How do you know a master is clipping...

Well for example I often read "I achieved -9 dbRMS without clipping". And I realize while I listen to test sounds I do, that if I put a strong limiter, it clips a little. Or maybe with the trick to limit to -0.3 or -0.1 dBFS it permit extreme stupid brickwalling with no clipping, technically speaking ?
 
But on the other hand, I know there were tons of albums I couldn't hear clipping on until I got my Tannoys, so I wouldn't wanna trust that too much!
 
fuckin' a, just export the track, load it back into the DAW, and look at the waveform. if it's shaped like the arizona skyline, it's probably clipped.
 
"I achieved -9 dbRMS without clipping"

I think Joey Sturgis started a thread titled "I achieved -7 dbRMS without clipping" where he was referring to not using a clipper like G-Clip in the mastering chain. That's probably what most people from this board mean when they say they achieved a certain level without clipping. Beyond that, using your ears is your best bet. You'll hear it when it happens.
 
I think Joey Sturgis started a thread titled "I achieved -7 dbRMS without clipping" where he was referring to not using a clipper like G-Clip in the mastering chain. That's probably what most people from this board mean when they say they achieved a certain level without clipping. Beyond that, using your ears is your best bet. You'll hear it when it happens.

i was under the impression that it meant more "i achieved -7 db RMS without the clip indicator lighting up on the master buss"

aka the mix got compressed/limited/g-clipped to death, but didn't peak over 0dbfs
 
i was under the impression that it meant more "i achieved -7 db RMS without the clip indicator lighting up on the master buss"

aka the mix got compressed/limited/g-clipped to death, but didn't peak over 0dbfs

This

Also, doesn't seem particularly hard tbh. Whether it sounss any good is an entirely different matter.
 
Ozone is a clipper.............
Basically achieving something hotter than -10db RMS and still make it sound musical and as true to the mix as possible will ALWAYS mean some kind of clipping is involved. Having said that, any album hotter than -10, which is to say most of them, will have some kind of clipping going on, so you don't need to look for it really. :)
 
Can you explain me exactly the basics of a clipper in comparison to a limiter and how to use it ? For example I don't see the interest of the clipping knob on GClip ? Don't get it.
 
It's pretty basic - a limiter detects when a signal goes above a certain threshold (which you set) and then brutally yanks it back to be beneath that (hence the term "brickwalling", cuz it's as if the spikes are hitting a brick wall), whereas a clipper just cuts the tops off of those spikes, which can be bad on things like guitars, vocals, etc., but very very very good on anything with super sharp transients where we barely notice anyway (especially snares).

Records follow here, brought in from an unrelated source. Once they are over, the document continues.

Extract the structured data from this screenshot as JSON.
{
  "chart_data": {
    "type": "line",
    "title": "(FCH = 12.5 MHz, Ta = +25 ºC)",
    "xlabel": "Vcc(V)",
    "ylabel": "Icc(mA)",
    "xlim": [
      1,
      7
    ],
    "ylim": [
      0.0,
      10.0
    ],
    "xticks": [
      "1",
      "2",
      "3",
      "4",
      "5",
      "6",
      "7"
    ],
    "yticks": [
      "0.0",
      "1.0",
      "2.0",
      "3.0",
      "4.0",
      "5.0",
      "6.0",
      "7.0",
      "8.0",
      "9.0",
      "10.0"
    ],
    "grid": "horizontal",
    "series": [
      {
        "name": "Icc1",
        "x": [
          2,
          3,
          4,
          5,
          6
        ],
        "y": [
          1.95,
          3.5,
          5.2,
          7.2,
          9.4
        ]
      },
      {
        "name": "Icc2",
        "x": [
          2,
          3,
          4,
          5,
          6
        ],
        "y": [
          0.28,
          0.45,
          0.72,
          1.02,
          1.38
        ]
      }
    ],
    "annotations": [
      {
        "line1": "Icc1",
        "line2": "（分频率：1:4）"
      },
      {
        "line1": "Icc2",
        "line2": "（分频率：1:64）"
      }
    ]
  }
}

So the philosophy is: since snares usually create sound spikes higher than any other instrument in a mix, they strain the limiter because it has to work to bring them back down, but since it's only working on the master bus, the rest of the mix suffers as well. However, if you clip the snare using something such as GClip, then it doesn't spike nearly as highly, and you can bring the volume up much louder with the limiter before it starts sounding horrendous because it's not working as hard to tame all those crazy snare spikes.